|What, me worry?|
A politician can be forgiven a few miscues, after all he or she is trying to appeal to a large cross-section of voters and it is easy to get lost in his or her own rhetoric from time to time. However, this presidential campaign looks like it will keep Politifact very busy.
The problem is that candidates don't seem to work from the same set of data. They present conflicting reports, if they bother to do so at all, on everything from the Affordable Care Act to Climate Change. It's not like this data can't be checked. For matters concerning the government, we have the Government Accounting Office, or GAO, which is bipartisan. For matters of science, we have a variety of esteemed sources to draw from. But, if these facts don't play into your political message, they tend to be discarded, so the candidates will turn to other less reliable sources in an attempt to bolster their arguments.
So far, Ted Cruz has been the loosest with the facts, according to Politifact, which found him to be wrong a whopping 68% of the time. True or mostly true a miserable 17% of the time. But, Ted doesn't have to worry too much because the conservative echo chamber has gone out of its way to paint Politifact as a "liberal" institution, therefor not to be trusted.
This has proved very convenient for conservatives, who view any criticism coming from the "lamestream" media, as Sarah Palin fondly put it, as biased. The only news source to be trusted is Fox News. Yet, even on their favorite network, Republican candidates find themselves being called out by Chris Wallace, Megyn Kelly, and Juan Williams. The most recent example was Chris Wallace taking Rick Santorum to task for questioning the Pope on global warming. This normally friendly venue for conservative politicians has become a rather slippery slope for presidential wannabes.
It is nice to see Fox challenge these candidates, because many of them avoid the "lamestream" press out of fear of being grilled on their positions, which in most cases run counter to conventional wisdom. Still, Fox gives these politicians far too much leeway to squirm out of their more contentious statements, giving Jeb Bush four tries to distance himself from his brother George on the Iraq War. Now, Jeb seems to be standing by his father, not his brother on Foreign Policy. We can only wish our teachers had allowed us so many make-up exams in high school.
In a long campaign, which will drag out until next summer's conventions, these candidates can only hope that the electorate will forget their early miscues and remember what they said last. Unfortunately, as Mitt found out in 2012, it doesn't work that way. There are rival campaigns who will remind you of each and every misstep along the way. It's kind of like your mother correcting your version of a past event in front of your friends. It can be quite embarrassing. Mitt was never able to live down his 47% comment.
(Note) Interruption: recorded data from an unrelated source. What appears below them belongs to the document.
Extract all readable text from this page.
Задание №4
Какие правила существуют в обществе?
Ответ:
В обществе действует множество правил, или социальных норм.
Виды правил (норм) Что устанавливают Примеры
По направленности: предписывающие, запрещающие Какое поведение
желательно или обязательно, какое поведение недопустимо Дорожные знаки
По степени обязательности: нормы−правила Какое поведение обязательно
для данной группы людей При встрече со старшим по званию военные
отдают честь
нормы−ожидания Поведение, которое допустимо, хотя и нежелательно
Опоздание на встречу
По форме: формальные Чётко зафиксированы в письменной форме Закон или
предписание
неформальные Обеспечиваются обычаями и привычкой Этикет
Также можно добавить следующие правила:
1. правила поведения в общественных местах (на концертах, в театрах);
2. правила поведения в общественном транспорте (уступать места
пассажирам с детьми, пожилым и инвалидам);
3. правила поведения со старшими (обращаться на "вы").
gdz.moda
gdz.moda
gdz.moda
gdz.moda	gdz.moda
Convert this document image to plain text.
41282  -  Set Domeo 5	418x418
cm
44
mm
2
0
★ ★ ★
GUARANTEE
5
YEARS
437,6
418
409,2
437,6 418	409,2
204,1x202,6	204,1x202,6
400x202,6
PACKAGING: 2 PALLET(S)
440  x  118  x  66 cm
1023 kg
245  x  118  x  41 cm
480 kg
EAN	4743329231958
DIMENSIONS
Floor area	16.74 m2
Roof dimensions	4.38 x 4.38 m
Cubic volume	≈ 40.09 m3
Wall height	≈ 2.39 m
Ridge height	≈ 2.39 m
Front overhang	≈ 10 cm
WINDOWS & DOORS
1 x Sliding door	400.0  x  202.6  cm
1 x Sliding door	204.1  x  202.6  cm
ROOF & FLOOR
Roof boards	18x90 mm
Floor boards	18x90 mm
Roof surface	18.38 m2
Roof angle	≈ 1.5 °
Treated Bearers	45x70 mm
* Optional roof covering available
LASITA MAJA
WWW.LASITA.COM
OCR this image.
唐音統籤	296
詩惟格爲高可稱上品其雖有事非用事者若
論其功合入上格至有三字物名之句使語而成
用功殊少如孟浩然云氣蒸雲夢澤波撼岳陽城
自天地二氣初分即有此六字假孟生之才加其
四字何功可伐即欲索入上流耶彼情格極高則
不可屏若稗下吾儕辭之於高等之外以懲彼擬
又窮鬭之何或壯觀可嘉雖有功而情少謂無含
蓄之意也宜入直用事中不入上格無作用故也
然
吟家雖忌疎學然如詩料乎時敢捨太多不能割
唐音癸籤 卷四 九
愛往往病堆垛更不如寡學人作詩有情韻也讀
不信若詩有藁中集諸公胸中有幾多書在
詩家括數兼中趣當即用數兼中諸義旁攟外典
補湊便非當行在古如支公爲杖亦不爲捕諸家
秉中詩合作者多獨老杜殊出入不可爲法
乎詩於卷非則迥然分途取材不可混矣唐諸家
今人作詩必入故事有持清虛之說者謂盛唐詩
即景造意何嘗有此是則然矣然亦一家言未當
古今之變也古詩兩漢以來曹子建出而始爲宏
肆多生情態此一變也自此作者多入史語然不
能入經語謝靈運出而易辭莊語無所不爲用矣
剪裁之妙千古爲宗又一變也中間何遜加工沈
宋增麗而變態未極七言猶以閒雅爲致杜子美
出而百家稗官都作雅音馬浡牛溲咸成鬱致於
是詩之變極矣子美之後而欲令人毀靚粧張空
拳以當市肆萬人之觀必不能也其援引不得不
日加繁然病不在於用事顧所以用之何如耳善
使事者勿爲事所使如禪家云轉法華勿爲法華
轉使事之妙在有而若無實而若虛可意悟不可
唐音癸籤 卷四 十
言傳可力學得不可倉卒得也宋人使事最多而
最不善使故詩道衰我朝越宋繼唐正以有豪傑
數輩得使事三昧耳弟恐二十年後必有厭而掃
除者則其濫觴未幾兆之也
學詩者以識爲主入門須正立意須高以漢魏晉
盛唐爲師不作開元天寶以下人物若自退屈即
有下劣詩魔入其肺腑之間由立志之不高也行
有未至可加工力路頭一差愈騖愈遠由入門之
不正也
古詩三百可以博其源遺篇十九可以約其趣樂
What these candidates seem to forget is that when you cater to the lowest common denominator of your political base, it is hard to effectively overcome these gaffes on a national stage. This isn't a Congressional district race or even a State Senate of Governor's race. This is a Presidential race in which you have to appeal to a broad cross-section of the country.
Knowing this, you would think presidential candidates would be more careful on the campaign trail. Sadly, no. You have compulsive liars like Ted Cruz and those who try to get away with one from time to time, thinking no one will call them on it. After all, they can always say they misspoke, or blame the liberal press for taking their words out of context.